Cohn and Kinsley wondered whether a health system based on universal coverage would provide access to DBS to patients with Parkinson’s Disease. Cohn carefully examines the implications of universal coverage on innovation and access. He concludes that it’s not a straight-line logical argument to assume that universal health coverage = the death of medical innovation. This is an argument that many anti-universal coverage pundits often make.
Cohn notes that the DBS innovation came out of France, and not the US. Furthermore, Cohn writes, “Nearly every country in Europe covers DBS under its national health insurance system, even England with its famously low spending and scrutiny of new treatments. People over 70 can’t always get the treatment in those countries, but, in part, that’s because many physicians believe it’s not usually worth the risks at that age.”

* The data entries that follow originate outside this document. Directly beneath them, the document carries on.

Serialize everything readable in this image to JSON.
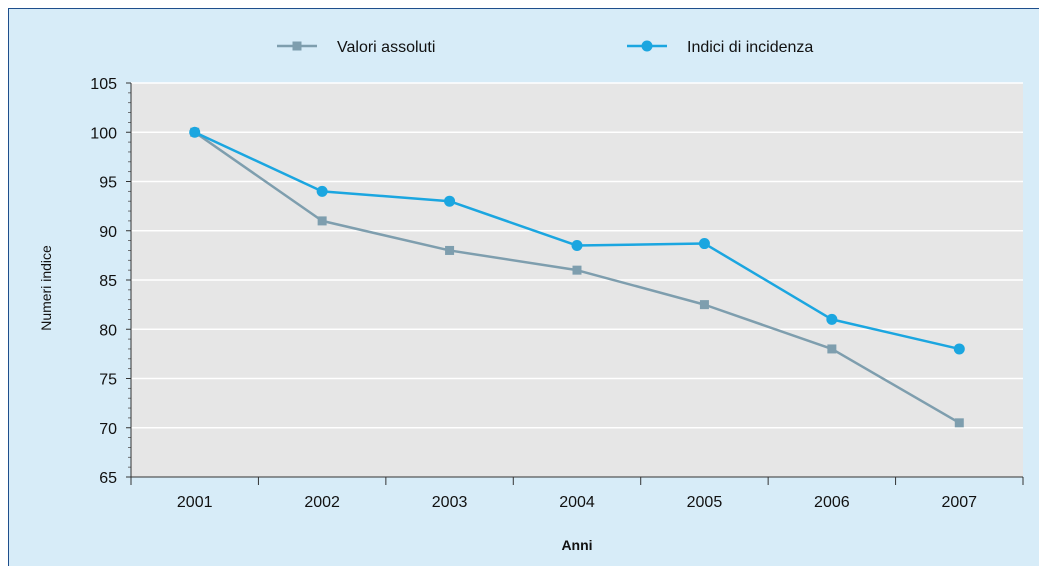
{
  "chart_data": {
    "type": "line",
    "categories": [
      "2001",
      "2002",
      "2003",
      "2004",
      "2005",
      "2006",
      "2007"
    ],
    "series": [
      {
        "name": "Valori assoluti",
        "values": [
          100,
          91,
          88,
          86,
          82.5,
          78,
          70.5
        ],
        "color": "#7e9eae",
        "marker": "square"
      },
      {
        "name": "Indici di incidenza",
        "values": [
          100,
          94,
          93,
          88.5,
          88.7,
          81,
          78
        ],
        "color": "#1ba6e0",
        "marker": "circle"
      }
    ],
    "xlabel": "Anni",
    "ylabel": "Numeri indice",
    "ylim": [
      65,
      105
    ],
    "yticks": [
      65,
      70,
      75,
      80,
      85,
      90,
      95,
      100,
      105
    ],
    "grid": true,
    "legend_position": "top",
    "colors": {
      "frame_background": "#d7ecf8",
      "plot_background": "#e6e6e6",
      "gridline": "#ffffff",
      "frame_border": "#1e4e8c"
    }
  }
}
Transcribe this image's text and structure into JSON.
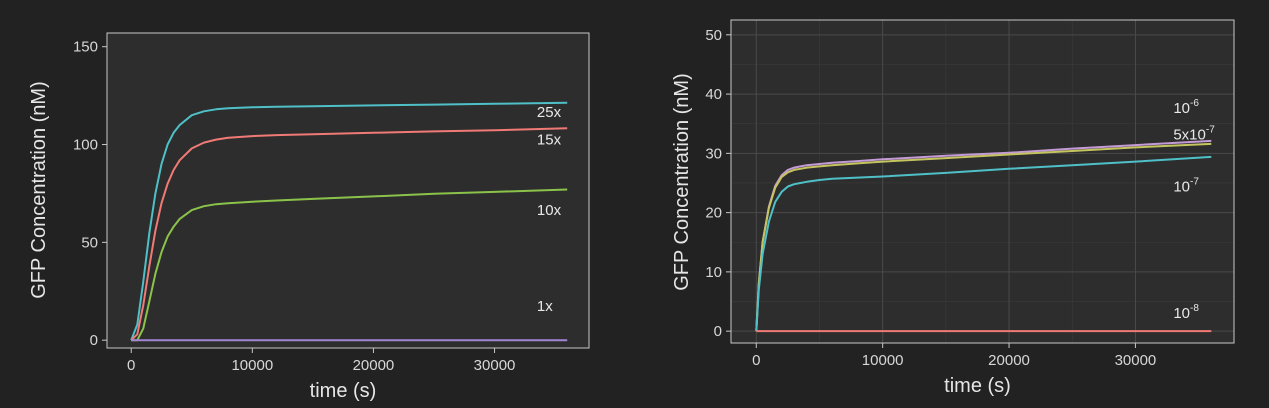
{
  "chart_data": [
    {
      "type": "line",
      "xlabel": "time (s)",
      "ylabel": "GFP Concentration (nM)",
      "xlim": [
        -2000,
        37800
      ],
      "ylim": [
        -4,
        157
      ],
      "xticks": [
        0,
        10000,
        20000,
        30000
      ],
      "yticks": [
        0,
        50,
        100,
        150
      ],
      "grid": false,
      "legend": "none (direct labels)",
      "series": [
        {
          "name": "25x",
          "color": "#4fc0c7",
          "x": [
            0,
            500,
            1000,
            1500,
            2000,
            2500,
            3000,
            3500,
            4000,
            5000,
            6000,
            7000,
            8000,
            10000,
            12000,
            15000,
            20000,
            25000,
            30000,
            36000
          ],
          "values": [
            0,
            8,
            30,
            55,
            75,
            90,
            100,
            106,
            110,
            115,
            117,
            118,
            118.5,
            119,
            119.3,
            119.6,
            120,
            120.4,
            120.8,
            121.3
          ]
        },
        {
          "name": "15x",
          "color": "#f07a76",
          "x": [
            0,
            500,
            1000,
            1500,
            2000,
            2500,
            3000,
            3500,
            4000,
            5000,
            6000,
            7000,
            8000,
            10000,
            12000,
            15000,
            20000,
            25000,
            30000,
            36000
          ],
          "values": [
            0,
            3,
            18,
            38,
            56,
            70,
            80,
            87,
            92,
            98,
            101,
            102.5,
            103.5,
            104.3,
            104.8,
            105.3,
            106,
            106.7,
            107.3,
            108.3
          ]
        },
        {
          "name": "10x",
          "color": "#8bc34a",
          "x": [
            0,
            500,
            1000,
            1500,
            2000,
            2500,
            3000,
            3500,
            4000,
            5000,
            6000,
            7000,
            8000,
            10000,
            12000,
            15000,
            20000,
            25000,
            30000,
            36000
          ],
          "values": [
            0,
            0,
            6,
            20,
            34,
            45,
            53,
            58,
            62,
            66.5,
            68.5,
            69.5,
            70,
            70.8,
            71.4,
            72.2,
            73.5,
            74.8,
            75.8,
            77
          ]
        },
        {
          "name": "1x",
          "color": "#a385d6",
          "x": [
            0,
            36000
          ],
          "values": [
            0,
            0
          ]
        }
      ],
      "labels": [
        {
          "text": "25x",
          "x": 33500,
          "y": 114
        },
        {
          "text": "15x",
          "x": 33500,
          "y": 100
        },
        {
          "text": "10x",
          "x": 33500,
          "y": 64
        },
        {
          "text": "1x",
          "x": 33500,
          "y": 15
        }
      ]
    },
    {
      "type": "line",
      "xlabel": "time (s)",
      "ylabel": "GFP Concentration (nM)",
      "xlim": [
        -2000,
        37800
      ],
      "ylim": [
        -2,
        52.5
      ],
      "xticks": [
        0,
        10000,
        20000,
        30000
      ],
      "yticks": [
        0,
        10,
        20,
        30,
        40,
        50
      ],
      "grid": true,
      "legend": "none (direct labels)",
      "series": [
        {
          "name": "10⁻⁶",
          "color": "#c49bd6",
          "x": [
            0,
            200,
            500,
            1000,
            1500,
            2000,
            2500,
            3000,
            3500,
            4000,
            5000,
            6000,
            8000,
            10000,
            15000,
            20000,
            25000,
            30000,
            36000
          ],
          "values": [
            0,
            8,
            15,
            21,
            24.5,
            26.3,
            27.2,
            27.6,
            27.8,
            28,
            28.2,
            28.4,
            28.7,
            29,
            29.6,
            30.1,
            30.8,
            31.4,
            32.1
          ]
        },
        {
          "name": "5x10⁻⁷",
          "color": "#c5c560",
          "x": [
            0,
            200,
            500,
            1000,
            1500,
            2000,
            2500,
            3000,
            3500,
            4000,
            5000,
            6000,
            8000,
            10000,
            15000,
            20000,
            25000,
            30000,
            36000
          ],
          "values": [
            0,
            8,
            15,
            20.8,
            24.2,
            26,
            26.8,
            27.2,
            27.4,
            27.6,
            27.8,
            28,
            28.3,
            28.6,
            29.2,
            29.8,
            30.4,
            31,
            31.6
          ]
        },
        {
          "name": "10⁻⁷",
          "color": "#4fc0c7",
          "x": [
            0,
            200,
            500,
            1000,
            1500,
            2000,
            2500,
            3000,
            3500,
            4000,
            5000,
            6000,
            8000,
            10000,
            15000,
            20000,
            25000,
            30000,
            36000
          ],
          "values": [
            0,
            7,
            13,
            18.5,
            21.8,
            23.5,
            24.4,
            24.8,
            25,
            25.2,
            25.5,
            25.7,
            25.9,
            26.1,
            26.7,
            27.4,
            28,
            28.6,
            29.4
          ]
        },
        {
          "name": "10⁻⁸",
          "color": "#f07a76",
          "x": [
            0,
            36000
          ],
          "values": [
            0,
            0
          ]
        }
      ],
      "labels": [
        {
          "base": "10",
          "sup": "-6",
          "x": 33000,
          "y": 36.8
        },
        {
          "base": "5x10",
          "sup": "-7",
          "x": 33000,
          "y": 32.3
        },
        {
          "base": "10",
          "sup": "-7",
          "x": 33000,
          "y": 23.6
        },
        {
          "base": "10",
          "sup": "-8",
          "x": 33000,
          "y": 2.2
        }
      ]
    }
  ]
}
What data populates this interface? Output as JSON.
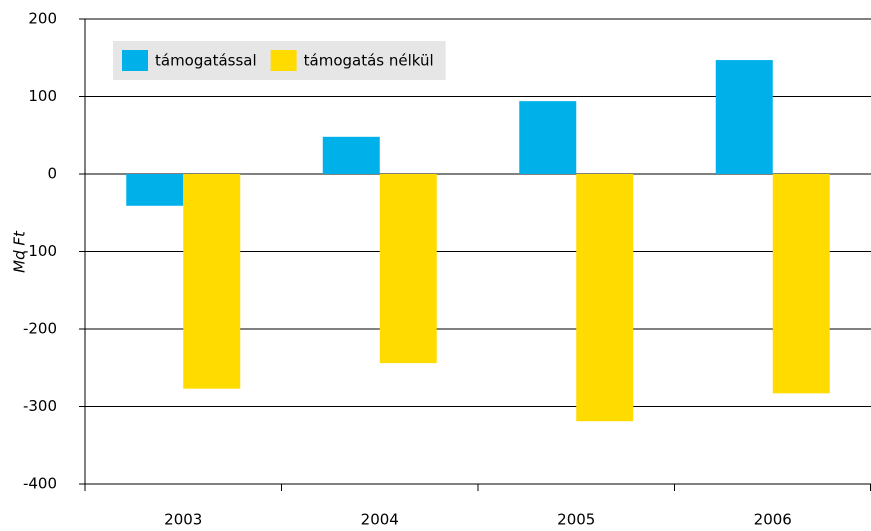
{
  "chart_data": {
    "type": "bar",
    "y_label": "Md Ft",
    "categories": [
      "2003",
      "2004",
      "2005",
      "2006"
    ],
    "series": [
      {
        "name": "támogatással",
        "color": "#00b0e8",
        "values": [
          -41,
          48,
          94,
          147
        ]
      },
      {
        "name": "támogatás nélkül",
        "color": "#ffdb00",
        "values": [
          -277,
          -244,
          -319,
          -283
        ]
      }
    ],
    "ylim": [
      -400,
      200
    ],
    "yticks": [
      -400,
      -300,
      -200,
      -100,
      0,
      100,
      200
    ],
    "grid": true,
    "legend": "top-left"
  }
}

Ironically, in the US, Medicare covers DBS but, according to Medtronic (the manufacturer of the electrodes used in DBS), many private insurers have denied coverage of DBS.
Health Populi’s Hot Points: One of Cohn’s key points is that broad funding of basic science research inspires a great deal of medical innovation. The National Institutes of Health is the largest funder of basic science in the world — not just in the US. Half of that money is allocated to university-based research, which is where so many innovations emerge. Cohn notes that, “There’s no reason why this has to change under universal health insurance,” since the NIH is funded separately from health care financing. We should be vigilant in the US to continue to fund this research stream to the greatest extent possible. It is one area of Federal spending that generates benefits far beyond the initial spend.